Racisme, islamophobie et homophobie : sachons raison garder
A croire certains, la France serait gangrenée par les haines communautaristes. Et si on regardait précisément les chiffres ?
Le CFCM, nous apprend le Nouvel Observateur, est préoccupé par les montées des actes antimusulmans, signalant 50 actes antimusulmans pour le premier trimestre 2013. Si l'on extrapole à l'année 2013, nous arrivons au chiffre de 200 actes anti-musulmans par an. Dans le même temps, en un an, on compte environ 3,5 millions de délits (source : Insee, qui indique un taux de criminalité de 54,64 pour mille en 2012, et en considérant une population de 65 millions de personnes). Ainsi, les fameux actes antimusulmans dont se préoccupe le CFCM représente moins de 0,01% des délits.
Il est difficile de donner une estimation précise pour la population musulmane ; sous-estimons volontairement le nombre de musulmans en prenant le chiffre de un million, pour renforcer notre argumentation. Cela veut donc dire que 0,02% des musulmans sont confrontés à des actes anti-musulmans, donc par opposition, 99,98% ne le sont pas. Même si un acte anti-musulman peut concerner plus d'une personne (par exemple un vandalisme d'une mosquée, qui touche toute la communauté des fidèles), cela montre toutefois que l'immense majorité des musulmans est épargnée par ces actes anti-musulmans. Ainsi, si l'on considère que chaque musulman vit 100 ans, en moyenne, au cours de toute sa vie, un musulman sur 50 sera confronté une fois à un acte anti musulman.
Si l'on prend maintenant notre chiffre de 3,5 millions de crimes et délits, qui se répartit équitablement sur toute la population française, cela fait, en moyenne, 0,05 crime ou délit. C'est à dire qu'en 100 ans, statistiquement, une personne lambda (musulmanes ou non) sera confrontée à 5 crimes ou délits, et donc 50 personnes seront confrontées à 250 crimes ou délits en 100 ans, c'est à dire 250 fois plus que des actes antimusulmans.

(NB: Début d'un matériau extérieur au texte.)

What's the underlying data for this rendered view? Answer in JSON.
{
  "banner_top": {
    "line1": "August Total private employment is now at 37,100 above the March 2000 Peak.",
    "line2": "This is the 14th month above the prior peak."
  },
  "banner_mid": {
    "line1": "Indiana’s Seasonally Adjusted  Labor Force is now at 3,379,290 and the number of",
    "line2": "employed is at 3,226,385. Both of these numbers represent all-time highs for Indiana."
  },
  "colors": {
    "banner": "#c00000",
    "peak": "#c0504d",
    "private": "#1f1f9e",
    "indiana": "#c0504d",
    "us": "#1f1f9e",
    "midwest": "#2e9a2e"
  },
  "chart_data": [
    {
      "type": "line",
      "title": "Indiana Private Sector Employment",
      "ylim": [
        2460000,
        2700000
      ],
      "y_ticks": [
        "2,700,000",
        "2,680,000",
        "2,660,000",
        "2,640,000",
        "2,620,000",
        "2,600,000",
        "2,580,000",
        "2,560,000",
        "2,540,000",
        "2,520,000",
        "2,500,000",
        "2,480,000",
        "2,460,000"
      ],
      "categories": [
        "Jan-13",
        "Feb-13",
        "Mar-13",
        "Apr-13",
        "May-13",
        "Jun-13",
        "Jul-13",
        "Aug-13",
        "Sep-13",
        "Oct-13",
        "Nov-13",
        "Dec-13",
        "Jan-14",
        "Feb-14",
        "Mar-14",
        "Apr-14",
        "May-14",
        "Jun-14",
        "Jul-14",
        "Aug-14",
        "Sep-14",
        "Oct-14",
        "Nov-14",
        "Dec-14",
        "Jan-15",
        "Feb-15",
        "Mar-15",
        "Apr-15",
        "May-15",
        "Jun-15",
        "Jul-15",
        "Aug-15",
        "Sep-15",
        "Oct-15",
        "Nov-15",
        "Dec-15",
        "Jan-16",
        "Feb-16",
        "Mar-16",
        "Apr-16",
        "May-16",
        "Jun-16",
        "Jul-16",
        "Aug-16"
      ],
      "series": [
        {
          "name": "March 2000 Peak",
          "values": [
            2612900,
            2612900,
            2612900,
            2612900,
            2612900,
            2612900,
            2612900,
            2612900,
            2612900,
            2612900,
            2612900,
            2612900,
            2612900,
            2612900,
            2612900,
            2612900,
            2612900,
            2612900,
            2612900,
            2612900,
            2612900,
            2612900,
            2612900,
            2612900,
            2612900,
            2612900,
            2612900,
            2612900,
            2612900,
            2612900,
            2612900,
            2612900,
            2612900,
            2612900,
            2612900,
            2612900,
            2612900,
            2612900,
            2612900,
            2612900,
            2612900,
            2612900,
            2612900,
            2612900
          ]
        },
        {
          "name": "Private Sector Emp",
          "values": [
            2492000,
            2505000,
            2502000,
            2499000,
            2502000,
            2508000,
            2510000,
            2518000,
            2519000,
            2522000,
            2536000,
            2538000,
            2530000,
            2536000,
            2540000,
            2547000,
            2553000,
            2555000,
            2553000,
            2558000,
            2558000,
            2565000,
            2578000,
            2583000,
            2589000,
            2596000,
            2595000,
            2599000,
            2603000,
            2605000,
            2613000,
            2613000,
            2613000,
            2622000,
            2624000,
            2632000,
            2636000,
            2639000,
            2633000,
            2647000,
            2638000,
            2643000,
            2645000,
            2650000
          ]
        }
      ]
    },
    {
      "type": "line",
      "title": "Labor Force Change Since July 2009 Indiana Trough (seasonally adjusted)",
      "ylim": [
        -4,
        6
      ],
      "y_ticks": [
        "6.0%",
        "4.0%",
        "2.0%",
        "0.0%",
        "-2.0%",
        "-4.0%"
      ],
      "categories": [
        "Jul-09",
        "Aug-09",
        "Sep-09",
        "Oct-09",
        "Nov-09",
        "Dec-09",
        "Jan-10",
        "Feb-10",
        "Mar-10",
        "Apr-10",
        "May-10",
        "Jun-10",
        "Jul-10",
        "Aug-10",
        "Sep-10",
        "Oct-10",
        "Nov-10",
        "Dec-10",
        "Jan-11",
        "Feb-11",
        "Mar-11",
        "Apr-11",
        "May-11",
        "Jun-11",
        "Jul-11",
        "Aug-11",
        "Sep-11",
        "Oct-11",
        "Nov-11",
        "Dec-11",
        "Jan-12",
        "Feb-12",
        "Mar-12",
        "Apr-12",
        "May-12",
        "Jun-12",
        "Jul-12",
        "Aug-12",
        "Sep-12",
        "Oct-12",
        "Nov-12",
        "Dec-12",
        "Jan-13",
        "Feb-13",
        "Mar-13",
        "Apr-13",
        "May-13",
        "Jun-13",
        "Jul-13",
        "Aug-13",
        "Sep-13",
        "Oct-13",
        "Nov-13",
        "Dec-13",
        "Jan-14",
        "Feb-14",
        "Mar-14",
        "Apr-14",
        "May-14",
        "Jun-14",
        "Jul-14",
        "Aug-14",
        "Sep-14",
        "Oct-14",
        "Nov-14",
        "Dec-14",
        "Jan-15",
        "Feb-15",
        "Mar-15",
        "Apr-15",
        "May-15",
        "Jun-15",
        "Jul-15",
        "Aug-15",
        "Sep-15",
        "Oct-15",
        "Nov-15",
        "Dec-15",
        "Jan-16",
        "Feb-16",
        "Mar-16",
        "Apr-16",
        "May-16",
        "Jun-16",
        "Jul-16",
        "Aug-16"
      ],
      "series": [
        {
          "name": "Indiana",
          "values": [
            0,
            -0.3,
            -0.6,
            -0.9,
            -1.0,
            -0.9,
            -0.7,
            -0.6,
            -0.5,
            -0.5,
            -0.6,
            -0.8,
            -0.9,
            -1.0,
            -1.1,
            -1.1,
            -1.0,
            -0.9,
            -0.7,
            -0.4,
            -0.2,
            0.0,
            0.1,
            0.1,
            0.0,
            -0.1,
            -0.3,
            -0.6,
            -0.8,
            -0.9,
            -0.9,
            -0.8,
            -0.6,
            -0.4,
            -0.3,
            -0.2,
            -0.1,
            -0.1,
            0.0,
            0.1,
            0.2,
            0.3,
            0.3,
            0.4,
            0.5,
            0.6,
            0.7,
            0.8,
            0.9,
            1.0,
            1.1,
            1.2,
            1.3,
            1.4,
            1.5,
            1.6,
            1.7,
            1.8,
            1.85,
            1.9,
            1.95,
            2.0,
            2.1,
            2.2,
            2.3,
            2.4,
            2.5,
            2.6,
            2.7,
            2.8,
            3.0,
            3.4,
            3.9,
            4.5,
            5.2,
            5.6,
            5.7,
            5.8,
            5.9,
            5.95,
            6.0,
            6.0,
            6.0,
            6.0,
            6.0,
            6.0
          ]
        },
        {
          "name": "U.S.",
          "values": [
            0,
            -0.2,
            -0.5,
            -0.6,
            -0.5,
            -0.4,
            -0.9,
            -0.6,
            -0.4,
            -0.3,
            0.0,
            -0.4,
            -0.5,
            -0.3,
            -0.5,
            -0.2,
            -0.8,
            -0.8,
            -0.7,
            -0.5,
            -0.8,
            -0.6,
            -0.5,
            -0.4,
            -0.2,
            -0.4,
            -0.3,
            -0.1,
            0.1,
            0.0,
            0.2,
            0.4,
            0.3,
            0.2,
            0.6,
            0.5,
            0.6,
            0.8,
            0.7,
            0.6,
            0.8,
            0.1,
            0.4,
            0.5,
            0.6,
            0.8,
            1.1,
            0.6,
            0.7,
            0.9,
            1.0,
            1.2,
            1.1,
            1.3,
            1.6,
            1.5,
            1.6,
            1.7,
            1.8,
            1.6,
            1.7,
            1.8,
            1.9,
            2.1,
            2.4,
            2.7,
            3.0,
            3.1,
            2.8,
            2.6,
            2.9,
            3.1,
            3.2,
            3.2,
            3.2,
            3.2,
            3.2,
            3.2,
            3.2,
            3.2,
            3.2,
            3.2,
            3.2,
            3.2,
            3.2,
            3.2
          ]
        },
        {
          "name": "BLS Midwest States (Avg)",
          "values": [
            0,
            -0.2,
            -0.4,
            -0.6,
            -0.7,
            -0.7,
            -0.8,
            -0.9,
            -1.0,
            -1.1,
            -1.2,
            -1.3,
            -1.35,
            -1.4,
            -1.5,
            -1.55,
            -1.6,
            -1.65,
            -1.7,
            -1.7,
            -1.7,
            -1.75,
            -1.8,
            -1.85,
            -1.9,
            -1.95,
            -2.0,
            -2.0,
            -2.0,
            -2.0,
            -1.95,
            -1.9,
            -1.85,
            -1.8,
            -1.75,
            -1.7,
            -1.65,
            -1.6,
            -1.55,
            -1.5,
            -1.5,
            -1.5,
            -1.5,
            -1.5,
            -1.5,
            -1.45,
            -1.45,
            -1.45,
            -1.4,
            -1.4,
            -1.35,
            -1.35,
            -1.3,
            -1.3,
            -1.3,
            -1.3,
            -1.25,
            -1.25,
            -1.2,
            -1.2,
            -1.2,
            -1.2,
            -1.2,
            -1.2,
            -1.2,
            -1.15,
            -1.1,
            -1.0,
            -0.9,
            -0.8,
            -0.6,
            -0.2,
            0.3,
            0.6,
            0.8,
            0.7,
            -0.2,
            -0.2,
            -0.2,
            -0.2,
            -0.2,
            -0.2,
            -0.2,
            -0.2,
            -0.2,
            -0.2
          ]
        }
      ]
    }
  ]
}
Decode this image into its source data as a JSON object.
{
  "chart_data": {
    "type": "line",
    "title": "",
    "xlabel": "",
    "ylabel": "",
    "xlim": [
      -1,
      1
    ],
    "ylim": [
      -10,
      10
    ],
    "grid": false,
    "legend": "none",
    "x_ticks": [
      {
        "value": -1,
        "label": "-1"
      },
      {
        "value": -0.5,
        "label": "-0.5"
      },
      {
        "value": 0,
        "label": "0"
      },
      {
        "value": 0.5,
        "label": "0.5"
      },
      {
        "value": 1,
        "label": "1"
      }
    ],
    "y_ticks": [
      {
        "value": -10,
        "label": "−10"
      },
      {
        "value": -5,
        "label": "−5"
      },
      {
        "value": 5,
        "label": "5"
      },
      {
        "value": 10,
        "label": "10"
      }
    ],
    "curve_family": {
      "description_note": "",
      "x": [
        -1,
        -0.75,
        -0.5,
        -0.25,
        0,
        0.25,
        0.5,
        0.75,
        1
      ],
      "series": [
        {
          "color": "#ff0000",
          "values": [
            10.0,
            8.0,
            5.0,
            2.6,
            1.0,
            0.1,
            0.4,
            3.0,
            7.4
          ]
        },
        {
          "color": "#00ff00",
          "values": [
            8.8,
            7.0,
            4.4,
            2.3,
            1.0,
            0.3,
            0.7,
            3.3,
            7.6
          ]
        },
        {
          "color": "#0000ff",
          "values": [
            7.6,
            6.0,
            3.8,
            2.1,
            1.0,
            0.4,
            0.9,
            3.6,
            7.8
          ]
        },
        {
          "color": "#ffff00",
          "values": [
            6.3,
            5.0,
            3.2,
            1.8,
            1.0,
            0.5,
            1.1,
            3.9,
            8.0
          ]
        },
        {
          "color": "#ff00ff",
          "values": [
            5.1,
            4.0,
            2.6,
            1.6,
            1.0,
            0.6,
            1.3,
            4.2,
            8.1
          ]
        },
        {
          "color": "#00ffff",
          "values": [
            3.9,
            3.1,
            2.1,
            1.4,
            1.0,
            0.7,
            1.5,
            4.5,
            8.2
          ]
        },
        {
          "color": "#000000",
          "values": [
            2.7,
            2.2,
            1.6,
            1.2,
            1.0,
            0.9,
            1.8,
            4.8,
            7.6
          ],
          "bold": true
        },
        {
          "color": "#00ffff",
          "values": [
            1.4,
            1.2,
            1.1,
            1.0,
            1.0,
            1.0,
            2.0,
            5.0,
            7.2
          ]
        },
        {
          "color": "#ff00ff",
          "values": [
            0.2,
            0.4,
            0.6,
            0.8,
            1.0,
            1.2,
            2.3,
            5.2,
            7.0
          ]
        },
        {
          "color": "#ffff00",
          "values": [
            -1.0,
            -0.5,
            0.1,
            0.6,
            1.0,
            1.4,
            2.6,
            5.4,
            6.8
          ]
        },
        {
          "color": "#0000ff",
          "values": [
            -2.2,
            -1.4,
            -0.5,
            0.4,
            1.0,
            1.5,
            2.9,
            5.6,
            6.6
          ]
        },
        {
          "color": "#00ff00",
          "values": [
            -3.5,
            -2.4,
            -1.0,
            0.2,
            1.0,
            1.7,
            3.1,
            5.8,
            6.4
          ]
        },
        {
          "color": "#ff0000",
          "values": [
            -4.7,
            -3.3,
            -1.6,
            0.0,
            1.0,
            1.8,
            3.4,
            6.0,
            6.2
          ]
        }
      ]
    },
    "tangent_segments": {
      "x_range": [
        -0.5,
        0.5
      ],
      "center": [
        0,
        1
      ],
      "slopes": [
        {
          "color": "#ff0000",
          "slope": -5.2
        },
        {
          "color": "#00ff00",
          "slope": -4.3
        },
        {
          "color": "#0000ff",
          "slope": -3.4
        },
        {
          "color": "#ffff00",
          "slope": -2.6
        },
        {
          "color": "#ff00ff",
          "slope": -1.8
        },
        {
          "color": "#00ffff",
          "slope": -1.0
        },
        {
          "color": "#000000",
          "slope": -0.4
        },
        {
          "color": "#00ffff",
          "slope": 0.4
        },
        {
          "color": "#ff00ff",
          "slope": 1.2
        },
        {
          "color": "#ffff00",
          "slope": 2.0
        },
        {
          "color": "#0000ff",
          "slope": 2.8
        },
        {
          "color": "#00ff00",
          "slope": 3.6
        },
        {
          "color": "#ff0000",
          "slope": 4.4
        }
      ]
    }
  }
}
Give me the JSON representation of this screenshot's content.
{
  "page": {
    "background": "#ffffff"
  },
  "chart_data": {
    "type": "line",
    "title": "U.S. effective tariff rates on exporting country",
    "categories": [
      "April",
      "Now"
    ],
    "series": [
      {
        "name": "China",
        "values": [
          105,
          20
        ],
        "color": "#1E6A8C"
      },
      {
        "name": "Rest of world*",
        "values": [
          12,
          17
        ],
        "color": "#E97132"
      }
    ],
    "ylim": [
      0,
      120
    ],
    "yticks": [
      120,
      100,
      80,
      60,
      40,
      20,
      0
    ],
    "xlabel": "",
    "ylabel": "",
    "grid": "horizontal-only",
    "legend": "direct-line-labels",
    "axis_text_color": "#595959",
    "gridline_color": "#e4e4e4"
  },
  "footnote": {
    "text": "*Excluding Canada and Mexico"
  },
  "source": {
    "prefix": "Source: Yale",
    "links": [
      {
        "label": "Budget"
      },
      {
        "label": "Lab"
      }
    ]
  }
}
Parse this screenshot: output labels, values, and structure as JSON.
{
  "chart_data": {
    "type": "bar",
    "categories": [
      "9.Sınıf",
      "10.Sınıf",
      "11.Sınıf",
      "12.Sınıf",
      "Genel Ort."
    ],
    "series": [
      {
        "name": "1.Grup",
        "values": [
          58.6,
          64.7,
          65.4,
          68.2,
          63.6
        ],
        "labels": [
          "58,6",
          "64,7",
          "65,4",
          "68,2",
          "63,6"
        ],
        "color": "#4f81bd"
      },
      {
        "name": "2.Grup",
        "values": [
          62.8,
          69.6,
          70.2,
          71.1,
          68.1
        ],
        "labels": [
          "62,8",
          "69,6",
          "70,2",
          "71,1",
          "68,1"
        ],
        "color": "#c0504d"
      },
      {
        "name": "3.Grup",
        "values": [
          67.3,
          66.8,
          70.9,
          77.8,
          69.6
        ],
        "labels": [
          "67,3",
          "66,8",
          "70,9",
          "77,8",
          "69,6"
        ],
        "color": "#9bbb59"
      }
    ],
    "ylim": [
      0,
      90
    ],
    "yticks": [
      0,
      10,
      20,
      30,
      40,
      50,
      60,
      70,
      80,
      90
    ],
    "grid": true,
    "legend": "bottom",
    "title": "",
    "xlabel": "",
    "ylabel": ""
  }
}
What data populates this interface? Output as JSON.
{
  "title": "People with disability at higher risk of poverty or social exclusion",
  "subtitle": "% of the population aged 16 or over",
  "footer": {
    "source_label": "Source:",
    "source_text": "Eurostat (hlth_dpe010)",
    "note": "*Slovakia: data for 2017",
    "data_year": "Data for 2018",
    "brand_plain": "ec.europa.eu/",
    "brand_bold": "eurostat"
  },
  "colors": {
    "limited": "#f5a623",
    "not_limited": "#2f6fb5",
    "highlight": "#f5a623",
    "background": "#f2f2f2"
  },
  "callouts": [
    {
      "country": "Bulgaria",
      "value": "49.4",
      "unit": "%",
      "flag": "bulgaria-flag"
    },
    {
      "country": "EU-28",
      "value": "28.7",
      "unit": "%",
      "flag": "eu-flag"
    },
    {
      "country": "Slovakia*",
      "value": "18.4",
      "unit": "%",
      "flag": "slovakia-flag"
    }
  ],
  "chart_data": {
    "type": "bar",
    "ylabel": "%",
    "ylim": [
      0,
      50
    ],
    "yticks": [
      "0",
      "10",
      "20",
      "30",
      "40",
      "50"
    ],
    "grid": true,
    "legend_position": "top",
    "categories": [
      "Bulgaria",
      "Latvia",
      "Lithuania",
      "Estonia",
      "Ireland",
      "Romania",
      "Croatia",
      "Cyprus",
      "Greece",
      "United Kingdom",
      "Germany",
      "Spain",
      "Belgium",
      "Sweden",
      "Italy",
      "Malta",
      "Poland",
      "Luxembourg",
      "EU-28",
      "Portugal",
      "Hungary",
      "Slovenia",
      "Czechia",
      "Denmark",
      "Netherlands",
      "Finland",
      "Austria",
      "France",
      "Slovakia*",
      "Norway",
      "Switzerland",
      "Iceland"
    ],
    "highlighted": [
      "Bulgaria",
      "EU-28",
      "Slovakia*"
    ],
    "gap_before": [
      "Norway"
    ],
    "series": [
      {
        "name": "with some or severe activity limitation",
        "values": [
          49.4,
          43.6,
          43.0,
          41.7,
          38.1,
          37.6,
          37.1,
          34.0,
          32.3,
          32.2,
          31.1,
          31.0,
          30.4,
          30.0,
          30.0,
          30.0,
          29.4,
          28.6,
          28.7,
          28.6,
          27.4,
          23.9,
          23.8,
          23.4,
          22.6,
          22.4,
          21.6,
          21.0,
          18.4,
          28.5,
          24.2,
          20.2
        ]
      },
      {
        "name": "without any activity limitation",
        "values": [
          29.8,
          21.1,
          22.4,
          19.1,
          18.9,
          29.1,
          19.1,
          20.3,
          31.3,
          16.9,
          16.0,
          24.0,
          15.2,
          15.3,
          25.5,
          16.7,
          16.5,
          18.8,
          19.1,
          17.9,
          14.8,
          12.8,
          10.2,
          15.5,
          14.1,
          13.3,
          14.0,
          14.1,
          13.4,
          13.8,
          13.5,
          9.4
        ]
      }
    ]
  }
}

Ainsi, à force de se focaliser sur ces actes anti-musulmans, on risque de passer à côté des délits non dirigés vers une communauté en particulier, qui en représente l'immense majorité, et qui consituent des problèmes bien plus graves pour les communautés que l'on prétend défendre. Cette approche a en outre un autre aspect : elle risque de provoquer les maux qu'elle voulait réprimer, par le fait que des personnes n'appartenant pas aux communautés pourraient se demander pourquoi les moyens policiers et judiciaires seraient consacrés en priorité à la lutte contre les actes dirigés vers une communauté précise.
J'ai pris l'exemple de l'islam, mais on pourrait faire la même étude pour d'autres communautés ; ainsi, SOS Homophobie (en feignant de considérer son impartialité) indique 1556 signalements homophobes ; alors que l'Insee indiquait qu'il y a en France 100 000 couples homosexuels, soit 200 000 personnes, cela fait donc moins de 0,1% des homosexuels confrontés à ce genre de problèmes, à comparer avec notre chiffre de délits non communautaires (dont sont également victimes les homosexuels) de 5%.
Enfin, la Commission nationale consultative des droits de l'homme déplore dans son rapport de 2012, 606 menaces et 118 actes racistes, soit 724 actes, à mettre en rapport avec les millions de personnes d'origine immigrées vivant sur notre territoire.
D'ailleurs, le fait que l'immigration, en majorité venant d'outre-Méditerranée, se poursuive au rythme de 150 000 à 200 000 personnes par an, montre bien que les ressortissants étrangers de ces communautés n'ont pas tellement l'air de trouver la situation en France si dramatique que cela.
J'arrête la liste ici, mais on peut supposer raisonnablement que les faits pointés ici se retrouvent à peu près pour n'importe quelle communauté ethnique/religieuse/etc.
Si, bien entendu, être victime d'une insulte ou une attaque xénophobe ou raciste est douloureux, et peut l'être davantage que d'une attaque pour d'autres raisons, et s'il est normal de souhaiter que cela prenne fin, il n'y a pas non plus de raison de vouloir noircir le tableau, au risque notamment de déclencher des tensions communautaires dramatiques. Parce qu'il s'y a une communauté victime, il n'en faut pas beaucoup pour se demander s'il y a une communauté coupable.